Title: Comparison Of In Situ Soil Moisture Measurements: An Examination of the Neutron and Dielectric Measurements within the Illinois Climate Network

Author
item Coopersmith, Evan
item Cosh, Michael
item JACOBS, J. - University Of New Hampshire

Submitted to: Journal of Atmospheric and Ocean Technology
Publication Type: Peer Reviewed Journal
Publication Acceptance Date: 8/18/2016
Publication Date: 8/18/2016
Citation: Coopersmith, E.J., Cosh, M.H., Jacobs, J. 2016. Comparison Of In Situ Soil Moisture Measurements: An Examination of the Neutron and Dielectric Measurements within the Illinois Climate Network. Journal of Atmospheric and Ocean Technology. doi:10.1175/JTECH-D-16-0029.1.

Interpretive Summary: A soil moisture technologies evolve, in situ networks are updated to use better sensors and methodologies. However, this can create a discontinuity in the data record as the sensor performance may be different between the old and new sensors. One example of this is the Illinois Climate Network which originated in 1980's with neutron probes. In the 2000's, these sensors were replaced with Hydra probes (Stevens Water, Inc.). This study analyzes the two data records versus a bridging model and develops a homogenized data record for the entire period of record of the network with reasonable accuracy. The results of this study are useful for both climate modeling and long term watershed planning as it provides a climatology for soil moisture at the state scale.

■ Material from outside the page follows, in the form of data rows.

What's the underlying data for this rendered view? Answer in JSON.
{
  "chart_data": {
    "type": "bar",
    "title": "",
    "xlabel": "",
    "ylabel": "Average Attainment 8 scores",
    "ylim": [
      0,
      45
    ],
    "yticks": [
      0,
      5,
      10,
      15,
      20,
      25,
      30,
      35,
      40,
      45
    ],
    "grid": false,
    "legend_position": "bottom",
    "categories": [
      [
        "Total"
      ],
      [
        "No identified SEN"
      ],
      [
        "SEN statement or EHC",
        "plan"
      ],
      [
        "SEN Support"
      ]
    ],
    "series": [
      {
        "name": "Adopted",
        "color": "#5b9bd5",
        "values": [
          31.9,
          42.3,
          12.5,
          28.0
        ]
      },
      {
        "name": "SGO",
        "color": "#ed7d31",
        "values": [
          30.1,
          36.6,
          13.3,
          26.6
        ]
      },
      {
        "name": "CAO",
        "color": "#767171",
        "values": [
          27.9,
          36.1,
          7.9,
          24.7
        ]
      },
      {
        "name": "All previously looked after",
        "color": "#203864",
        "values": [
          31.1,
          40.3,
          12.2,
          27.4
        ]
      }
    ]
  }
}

Technical Abstract: The continuity of soil moisture time series data is crucial for climatic research. Yet, a common problem for continuous data series is the changing of sensors, not only as replacements are necessary, but as technologies evolve. The Illinois Climate Network has one of the longest data records of soil moisture, yet it has a discontinuity when the primary sensor (neutron probes) was replaced with a dielectric sensor. Applying a simple model coupled with machine learning, the two time series can be merged into one continuous record by training the model on the latter dielectric model and minimizing errors against the former neutron probe data set. The model is able to be calibrated to an accuracy of 0.050 m3/m3 and applying this to the earlier series and applying a gain and offset, an RMSE of 0.055 m3/m3 is possible. As a result of this work, there is now a singular network data record extending back to the 1980’s for the state of Illinois.